"Je vais pouvoir me payer une chambre d'hôtel!", "C'est quoi cette carte? J'en veux une moi aussi!": une nouvelle solution de dons dématérialisés aux sans-abris a été lancée ce week-end à Lille, avant un déploiement ailleurs en France.
Nommé Solly, ce projet associatif conçu par un Lillois de 22 ans se veut une réponse à la problématique de la raréfaction de l'argent liquide dans les portefeuilles, qui empêche souvent les passants de donner aux personnes sans domicile fixe.
"En prenant le temps d'expliquer correctement et en mettant en confiance les gens, je pense que ça a de l'avenir", se réjouit Maxime, tout fier d'avoir récolté un premier don sur sa nouvelle carte.

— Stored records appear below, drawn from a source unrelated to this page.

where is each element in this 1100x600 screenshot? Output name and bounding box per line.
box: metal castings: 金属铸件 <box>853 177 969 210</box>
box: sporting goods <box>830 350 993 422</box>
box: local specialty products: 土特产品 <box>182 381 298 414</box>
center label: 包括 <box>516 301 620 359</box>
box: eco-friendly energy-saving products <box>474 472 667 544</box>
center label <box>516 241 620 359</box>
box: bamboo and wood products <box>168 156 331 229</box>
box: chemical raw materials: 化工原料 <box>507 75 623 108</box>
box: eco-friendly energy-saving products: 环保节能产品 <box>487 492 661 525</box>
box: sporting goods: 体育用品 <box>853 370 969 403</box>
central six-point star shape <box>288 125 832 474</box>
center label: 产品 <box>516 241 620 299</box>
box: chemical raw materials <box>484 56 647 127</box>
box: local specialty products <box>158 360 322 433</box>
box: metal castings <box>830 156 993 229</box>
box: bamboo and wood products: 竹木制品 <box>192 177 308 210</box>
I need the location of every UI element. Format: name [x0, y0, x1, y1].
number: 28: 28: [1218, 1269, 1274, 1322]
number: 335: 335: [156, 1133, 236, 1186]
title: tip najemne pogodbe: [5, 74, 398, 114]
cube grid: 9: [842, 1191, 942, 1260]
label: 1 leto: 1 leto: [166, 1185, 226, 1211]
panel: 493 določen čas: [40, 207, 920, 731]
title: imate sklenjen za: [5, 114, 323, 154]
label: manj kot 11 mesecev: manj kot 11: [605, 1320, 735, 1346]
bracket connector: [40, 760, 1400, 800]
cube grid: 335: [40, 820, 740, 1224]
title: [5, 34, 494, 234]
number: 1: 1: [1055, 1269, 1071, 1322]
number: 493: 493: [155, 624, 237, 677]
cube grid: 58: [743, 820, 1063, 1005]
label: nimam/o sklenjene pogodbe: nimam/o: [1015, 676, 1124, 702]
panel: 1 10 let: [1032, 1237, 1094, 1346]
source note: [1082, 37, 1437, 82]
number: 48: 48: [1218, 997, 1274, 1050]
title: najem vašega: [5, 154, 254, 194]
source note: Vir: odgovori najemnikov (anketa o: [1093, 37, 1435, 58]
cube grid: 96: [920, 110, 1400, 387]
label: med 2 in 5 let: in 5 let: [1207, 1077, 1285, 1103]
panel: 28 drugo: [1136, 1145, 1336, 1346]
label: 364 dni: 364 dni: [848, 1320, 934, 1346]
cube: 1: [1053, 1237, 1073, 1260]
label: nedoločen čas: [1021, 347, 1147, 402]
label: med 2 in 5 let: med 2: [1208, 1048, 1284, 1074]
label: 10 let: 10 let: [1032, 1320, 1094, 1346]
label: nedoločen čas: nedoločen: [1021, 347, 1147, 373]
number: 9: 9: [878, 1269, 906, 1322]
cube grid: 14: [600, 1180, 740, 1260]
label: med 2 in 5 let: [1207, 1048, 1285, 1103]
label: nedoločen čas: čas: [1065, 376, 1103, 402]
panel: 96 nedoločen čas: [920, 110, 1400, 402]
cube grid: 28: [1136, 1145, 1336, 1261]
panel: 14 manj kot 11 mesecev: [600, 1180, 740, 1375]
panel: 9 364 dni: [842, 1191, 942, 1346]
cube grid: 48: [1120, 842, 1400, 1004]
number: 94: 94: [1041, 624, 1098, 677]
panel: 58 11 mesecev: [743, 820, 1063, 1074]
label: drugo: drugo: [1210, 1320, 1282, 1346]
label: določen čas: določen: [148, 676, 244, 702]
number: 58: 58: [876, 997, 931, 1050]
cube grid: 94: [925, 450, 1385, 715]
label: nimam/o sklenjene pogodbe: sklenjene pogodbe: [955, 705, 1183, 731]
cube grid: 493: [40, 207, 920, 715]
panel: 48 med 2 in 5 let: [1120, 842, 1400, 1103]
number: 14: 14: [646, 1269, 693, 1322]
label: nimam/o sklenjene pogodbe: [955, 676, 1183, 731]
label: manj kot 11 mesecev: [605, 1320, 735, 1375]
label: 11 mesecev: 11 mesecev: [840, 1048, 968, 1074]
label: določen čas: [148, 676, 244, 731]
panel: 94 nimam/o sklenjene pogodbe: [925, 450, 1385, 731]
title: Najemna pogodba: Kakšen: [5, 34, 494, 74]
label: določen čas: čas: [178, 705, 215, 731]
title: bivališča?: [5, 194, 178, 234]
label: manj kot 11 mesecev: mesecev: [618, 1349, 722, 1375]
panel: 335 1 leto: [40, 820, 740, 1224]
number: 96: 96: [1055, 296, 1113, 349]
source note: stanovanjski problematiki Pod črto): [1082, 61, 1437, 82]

"On était bloqué, tellement de monde nous demandait si on avait pas un TPE (terminal de paiement électronique, NDLR)", témoigne ce jeune sans-abri.
Sous un grand froid nordique, les premières cartes Solly ont été distribuées samedi à Lille par l'association locale Les Soldats du Sourire, qui organise régulièrement des maraudes.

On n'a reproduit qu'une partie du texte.